I'll have to add pictures later but for now, here's the run down...

Grumpola: I named him before our first family trip back in 2010. THe one he dragged his feet about and rolled his eyes every time I mentioned it. He used to say "nobody needs to go there more than once, so make this trip good because it's never happening again." By day three, the words "so on our next trip, I want to" slipped out of his mouth and there was no turning back. He's as hooked as I am!

Tori: She was five on our first trip and it's hard to believe that she will be NINE when we go this time. Where does the time go? One of my favorite memories of her entire life was meeting Cinderella on the first day of our 2010 trip.
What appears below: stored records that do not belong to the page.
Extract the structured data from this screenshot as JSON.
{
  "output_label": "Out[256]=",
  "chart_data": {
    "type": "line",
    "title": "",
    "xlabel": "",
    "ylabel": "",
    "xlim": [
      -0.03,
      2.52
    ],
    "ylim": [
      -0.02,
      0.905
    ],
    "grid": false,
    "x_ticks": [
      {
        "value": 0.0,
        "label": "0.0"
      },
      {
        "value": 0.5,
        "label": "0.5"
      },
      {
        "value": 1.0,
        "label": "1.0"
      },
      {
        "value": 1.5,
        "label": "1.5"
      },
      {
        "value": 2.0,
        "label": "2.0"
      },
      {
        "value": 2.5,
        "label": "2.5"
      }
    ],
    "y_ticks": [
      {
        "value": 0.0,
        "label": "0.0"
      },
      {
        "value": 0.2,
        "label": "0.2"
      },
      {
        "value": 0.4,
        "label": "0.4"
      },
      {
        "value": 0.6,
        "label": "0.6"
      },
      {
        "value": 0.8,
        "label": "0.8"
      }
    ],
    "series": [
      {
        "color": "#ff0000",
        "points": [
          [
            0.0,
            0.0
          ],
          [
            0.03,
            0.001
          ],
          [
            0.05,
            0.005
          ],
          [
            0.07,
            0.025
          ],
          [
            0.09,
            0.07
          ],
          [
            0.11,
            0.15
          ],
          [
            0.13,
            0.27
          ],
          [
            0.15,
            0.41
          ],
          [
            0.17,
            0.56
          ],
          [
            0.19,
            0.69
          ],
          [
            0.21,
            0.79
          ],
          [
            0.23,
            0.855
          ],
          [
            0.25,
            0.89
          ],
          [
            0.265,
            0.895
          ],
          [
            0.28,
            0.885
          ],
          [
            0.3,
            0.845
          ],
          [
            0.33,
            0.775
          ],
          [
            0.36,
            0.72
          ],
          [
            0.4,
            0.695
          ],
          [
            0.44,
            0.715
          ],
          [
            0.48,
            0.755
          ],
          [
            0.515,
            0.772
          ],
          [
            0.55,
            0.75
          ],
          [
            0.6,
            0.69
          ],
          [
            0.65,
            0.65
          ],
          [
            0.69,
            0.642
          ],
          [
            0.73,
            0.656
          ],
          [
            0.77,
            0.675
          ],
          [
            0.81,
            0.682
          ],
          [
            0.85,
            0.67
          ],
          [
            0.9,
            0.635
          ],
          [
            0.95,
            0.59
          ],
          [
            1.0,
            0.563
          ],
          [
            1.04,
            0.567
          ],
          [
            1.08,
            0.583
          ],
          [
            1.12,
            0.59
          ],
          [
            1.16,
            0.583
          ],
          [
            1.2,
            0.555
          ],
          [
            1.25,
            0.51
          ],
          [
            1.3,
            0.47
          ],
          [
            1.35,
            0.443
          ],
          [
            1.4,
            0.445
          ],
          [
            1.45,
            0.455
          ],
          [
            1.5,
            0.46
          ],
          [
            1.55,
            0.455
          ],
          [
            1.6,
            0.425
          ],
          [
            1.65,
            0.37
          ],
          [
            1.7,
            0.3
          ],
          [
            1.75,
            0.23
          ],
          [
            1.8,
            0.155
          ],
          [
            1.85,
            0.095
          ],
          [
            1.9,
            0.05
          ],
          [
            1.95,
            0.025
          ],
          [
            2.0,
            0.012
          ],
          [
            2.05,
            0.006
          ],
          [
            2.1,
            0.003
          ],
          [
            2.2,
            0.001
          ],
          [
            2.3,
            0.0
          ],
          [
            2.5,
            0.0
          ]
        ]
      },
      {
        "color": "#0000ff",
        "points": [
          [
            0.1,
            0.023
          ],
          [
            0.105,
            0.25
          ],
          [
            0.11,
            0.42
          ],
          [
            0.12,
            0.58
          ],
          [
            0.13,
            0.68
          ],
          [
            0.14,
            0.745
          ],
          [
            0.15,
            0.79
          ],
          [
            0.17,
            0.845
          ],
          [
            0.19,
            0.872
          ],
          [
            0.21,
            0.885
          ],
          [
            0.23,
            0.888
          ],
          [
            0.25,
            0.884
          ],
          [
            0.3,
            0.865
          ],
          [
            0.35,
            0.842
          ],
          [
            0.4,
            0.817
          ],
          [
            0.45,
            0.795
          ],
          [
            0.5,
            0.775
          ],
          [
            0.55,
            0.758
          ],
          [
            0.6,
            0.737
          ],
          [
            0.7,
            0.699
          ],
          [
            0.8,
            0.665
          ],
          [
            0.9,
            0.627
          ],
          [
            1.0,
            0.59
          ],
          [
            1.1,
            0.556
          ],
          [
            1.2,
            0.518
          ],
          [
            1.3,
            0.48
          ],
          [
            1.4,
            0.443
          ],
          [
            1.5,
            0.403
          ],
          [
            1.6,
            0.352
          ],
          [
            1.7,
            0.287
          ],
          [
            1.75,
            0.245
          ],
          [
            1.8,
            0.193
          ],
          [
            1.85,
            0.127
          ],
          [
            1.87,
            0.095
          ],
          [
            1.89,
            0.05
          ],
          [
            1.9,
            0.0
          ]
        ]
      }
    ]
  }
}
Happy sigh. Thankfully she's still pretty into the magic of Disney and isn't (yet) getting all grown up and too cool.

Lucas: Lucas started off our 2010 still 2 years old and celebrated his third birthday at Magic Kingdom. When we went back in 2012, it was a few days shy of his 5th birthday so technically he's been to Disney at age 2, 3 and 4. :) He's 6 now and getting so grown up! This trip will be the last week before he turns seven. Hard to imagine!

Oliver: Dear, sweet Oliver. Remember how I said Lucas turned five the week after our trip in 2012? Well, I bawled. I sobbed. I was an emotional wreck. Why? Because I was NEVER going to take a five year old to Disney World again. Five is the most magical age, in my opinion, and my heart was broken. Grumpola says I got a case of "emotional uterus" because it was exactly one month later that we were surprised with a positive pregnancy test. Honest and truly the first thought I had was "I get to take a five year old to Disney again!"

And, oh yeah, me! Lover of all things Disney. First trip? My parents pulled the ultimate surprised on us. ANd that was back before the Internet and YouTube and surprise trips being the cool thing to do. It was pretty epic and I will share that story later on. Let's just say they put NINE YEARS into planning the trip.
 
It's booking day!!!!!!!!!!!!!!!

Waiting on the email from my TA with the link to make my deposit. Yippee! I have to book by Saturday to get the PIN code price. And I'm doing that just in case a better deal doesn't come along. But I am PRAYING for free dining!